Ich trete also sehr gern für diese indische Auffassung von Säkularismus ein, weil ich der Meinung bin, dass sie für alle Menschen von großem Nutzen sein kann. In unserer vernetzten und globalisierten Welt ist es normal, dass Menschen mit unterschiedlichen Weltanschauungen, religiösen Überzeugungen und ethnischen Wurzeln Seite an Seite miteinander leben. Ich finde dies auf meinen Reisen immer wieder beeindruckend, vor allem im Westen. Für viele von uns ist es heute möglich oder sogar wahrscheinlich, dass ihr Nachbar, Arbeitskollege oder Chef eine andere Muttersprache spricht, andere Essgewohnheiten hat und einer anderen Religion angehört als sie selbst.

Es ist darum dringend geboten, dass wir Wege finden, im Geiste gegenseitiger Anerkennung und Achtung miteinander umzugehen. Denn auch wenn viele Menschen Freude daran haben, in einem kosmopolitischen Umfeld zu leben, in dem sie mit einem breiten Spektrum unterschiedlicher Kulturen in Berührung kommen, gibt es zweifellos auch solche, denen es Probleme bereitet, in enger Nachbarschaft mit Leuten zu leben, die nicht ihre Sprache sprechen und nicht ihrem Kulturkreis angehören. Ein solches Zusammenleben kann Gefühle der Unsicherheit, Angst und sogar Ablehnung erzeugen, die im schlimmsten Fall zu offenen Feindseligkeiten und zur Ausgrenzung aufgrund der ethnischen Herkunft, der Nationalität oder der Religionszugehörigkeit führen. Leider sind, wenn wir uns umsehen, solche Spannungen keine Einzelerscheinungen, sondern sie sind vielmehr ziemlich verbreitet. Und die Wahrscheinlichkeit, dass Spannungen dieser Art mit zunehmender wirtschaftlicher Migration noch zunehmen, ist hoch.

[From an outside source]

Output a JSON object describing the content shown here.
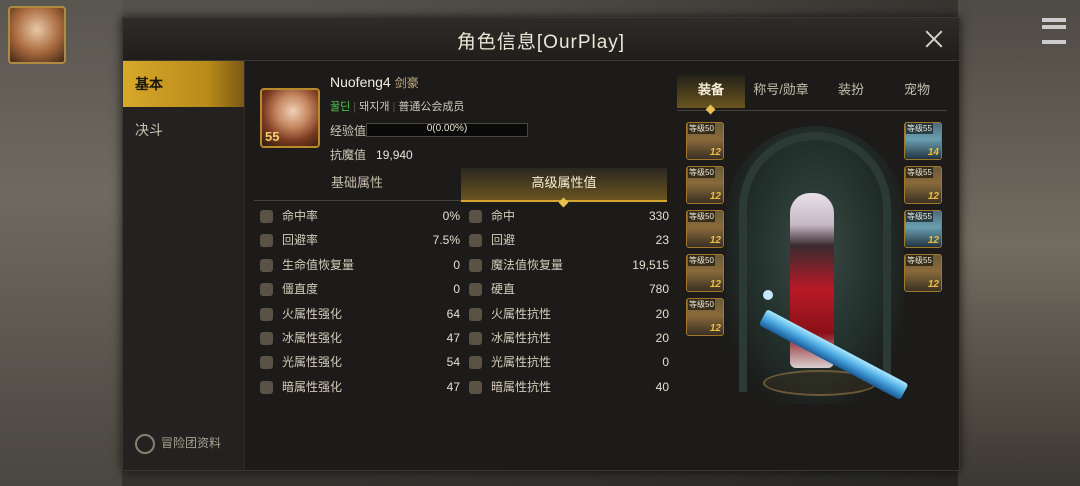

In einer solchen Welt ist es meiner Ansicht nach von höchster Bedeutung, dass wir einen wahrhaft nachhaltigen und universellen Zugang zu Fragen der Ethik, der inneren Werte und der persönlichen Integrität finden – einen Zugang, der geeignet ist, Brücken zwischen den religiösen, kulturellen und ethnischen Unterschieden zu bauen und uns auf einer elementaren menschlichen Ebene anzusprechen. Diese Suche nach einem nachhaltigen, universellen Weg ist für mich die Grundlage für die Entwicklung einer säkularen Ethik.